Finished piece of softwood with a faux mahogany finish, shown next to unfinished wood, and compared to the overly red finish of a commercial dolls house chair.

Photo copyright 2009 Lesley Shepherd, Licensed to About.com Inc.

To Create a Faux Mahogany Finish for any Scale of Project You Will Need:

  • Prepared Piece to Finish - a raw wood or painted finish should be sanded with 120 or finer grit sandpaper then thoroughly cleaned to remove all sanding grit using a tackcloth or damp rag. If you are starting with a painted piece, apply a pale apricot undercoat, then use a brush and some mid orange/yellow paint to add jagged grain lines to the painted piece similar to those you find on unfinished softwood. Remember to always sand along the length of the grain, never sand across the grain lines, real or imaginary!.
  • Clear Acrylic Glaze It is easiest to use a glaze made from your finishing coat, so use gloss if you want a gloss finish, or semi gloss if you want a flatter finish. Acrylic glaze is used so you can tint it yourself. If you are finishing large pieces of regular furniture, you can use acrylic 'clearcoat' or a water based Diamond Varathane (do not confuse water based varathane with oil based varathane). If you are trying to match an existing finish for repairs, check to see what type of coating is on your piece, before you use glaze coats. You may have to adjust your choice of materials to blend with existing finishes (traditional shellac, french polish or other coats).
  • Acrylic Paints Tube paints work better than liquid craft acrylics as they are more concentrated, but you can use either type.
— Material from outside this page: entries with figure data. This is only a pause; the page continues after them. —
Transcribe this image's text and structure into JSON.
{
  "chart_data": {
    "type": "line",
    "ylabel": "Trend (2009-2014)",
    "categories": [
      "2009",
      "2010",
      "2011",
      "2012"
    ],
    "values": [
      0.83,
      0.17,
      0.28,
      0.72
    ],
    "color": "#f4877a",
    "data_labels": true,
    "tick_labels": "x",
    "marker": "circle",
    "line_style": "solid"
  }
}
For my sample I used a flat black, a deep brick red (sometimes called rosewood in craft paints - slightly blue rather than orange) a cadmium (bright) orange, and raw or burnt umber (either works) Depending on the color you want to match you may also need a bluish red and a deep brown.
  • Fine Paint Brushes The size will depend on what size and scale your project is. I use a stiff student art brush for the dry brushed sections of my miniature wood, or a stiff small paint brush for full scale pieces. To apply the orange glaze coat vein lines I use a rounded watercolor brush in an appropriate size (for miniatures) or a large rounded paint brush for full size projects. For overwashed glaze coats I use a soft broad square tipped water color brush for miniatures or a soft bristled standard paint brush for full scale pieces.
  • Fine Sand Paper To sand between coats and keep the grain from raising, I use 120 to 320 grit for miniature pieces
  • Tack Cloth to remove sanded paint and grit after sanding.
  • Fine Beeswax Furniture Polish To put a final realistic glow on the miniature pieces, or to match the finish on larger pieces.